Snow n'attendit pas sa réponse, elle tourna la tête. Finit par se lever. Peu stable. Elle chercha sa veste du regard. Finit par la trouver. Gisant sur un canapé un peu loin. Elle s'en empara, fouilla une poche. Pas la bonne. Puis l'autre, et en sortit un paquet de clope, puis un briquet. Elle pouvait se le permettre, elle était bien accompagnée pour ça. Elle en sortit une qu'elle cala entre ses lèvres avant de ranger le reste. Jetant négligemment le vêtement une fois fait. Elle l'alluma. En tira une bouffée avant de se rediriger vers Gabriel et se rasseoir. A côté de lui cette fois-ci. Elle ne dit rien. Ramassa son verre vide qu'elle remplit d'une main lourde de la même bouteille qui l'avait servi juste avant. Celui de son partenaire visiblement encore rempli, elle ne prit pas la peine de le lui resservir. Elle en but deux gorgées avant de prendre une longue inspiration. Elle ne savait pas ce qui lui prenait mais elle sortit d'une voix monotone. « On m'a donné une date de naissance au hasard... » Seule l'année était bonne. Pause. Elle ne savait pas ce qui lui déliait la langue ainsi. Puis, un temps de latence plus tard. « ... et un nom sur un coup de tête parce c'est le seul son que j’aurai prononcé en dix ans. » Encore un délire d'un gérant bourré. Qu'ils étaient cons, putain. Elle marqua une pause supplémentaire. Était-elle vraiment en train de lui donner satisfaction ? « Adoptée à neuf ans. » Elle but une gorgée de plus. « Le reste, pas besoin d'en parler. Tu le connais. » Elle fut brève. Les détails, on s'en foutait. Même ça on s'en foutait, d'ailleurs. Elle but de nouveau avant de retirer sur sa cigarette. Les yeux fixés sur la bouteille qui trônait sur la table. Silence. Elle venait de faire un effort inhumain. Elle ne pensait pas se sentir aussi bizarre révélant ce genre de choses. Ce qui était fait est fait. Elle ne voulait pas qu'il lui demande comment elle en était arrivée là. Elle n'avait pas la réponse. Elle n'en savait rien.  Nouvelle latte avant de tourner la tête vers lui. Les yeux mi-clos, elle lâcha « Ça te convient comme histoire, Zero ? ». Ça aussi ça sonnait faux. Et reposant son regard vitreux sur la table, elle secoua légèrement la tête reportant son bâton cancérigène à ses lèvres.. « Il te va pas, ce prénom. »  Il ne devait rien en avoir à foutre de son avis. Mais elle le pensait.

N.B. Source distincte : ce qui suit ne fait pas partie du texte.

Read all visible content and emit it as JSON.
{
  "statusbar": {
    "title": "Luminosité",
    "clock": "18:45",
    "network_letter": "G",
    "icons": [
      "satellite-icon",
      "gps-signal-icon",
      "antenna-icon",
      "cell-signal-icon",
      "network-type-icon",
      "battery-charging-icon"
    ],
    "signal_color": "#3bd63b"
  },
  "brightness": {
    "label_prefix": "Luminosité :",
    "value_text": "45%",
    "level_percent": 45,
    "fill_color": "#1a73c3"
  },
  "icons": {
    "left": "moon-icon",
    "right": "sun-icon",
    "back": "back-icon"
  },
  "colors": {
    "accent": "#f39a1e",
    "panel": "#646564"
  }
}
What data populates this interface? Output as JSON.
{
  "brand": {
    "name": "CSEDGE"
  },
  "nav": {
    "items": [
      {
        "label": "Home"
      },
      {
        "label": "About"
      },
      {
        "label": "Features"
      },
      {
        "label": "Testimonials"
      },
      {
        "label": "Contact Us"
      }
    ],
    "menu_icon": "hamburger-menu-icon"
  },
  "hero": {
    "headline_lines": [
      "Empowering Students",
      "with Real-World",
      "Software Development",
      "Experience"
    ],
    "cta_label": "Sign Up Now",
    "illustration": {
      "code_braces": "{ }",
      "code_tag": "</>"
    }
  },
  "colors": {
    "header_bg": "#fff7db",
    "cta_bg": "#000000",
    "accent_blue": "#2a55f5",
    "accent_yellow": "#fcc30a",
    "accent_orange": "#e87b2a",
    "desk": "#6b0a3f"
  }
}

Zero. Ça faisait si vide. Zero, c'était le néant. C'était rien. Pas de commencement. Pas de fin. Juste un point mort. C'était un prénom qui lui aurait été à merveille, tiens. Il avait beau chuté. Il avait l'air d'avoir été plus qu'un point d'ombre. Il devait surement y avoir encore des résidus de choses bien au fond de lui.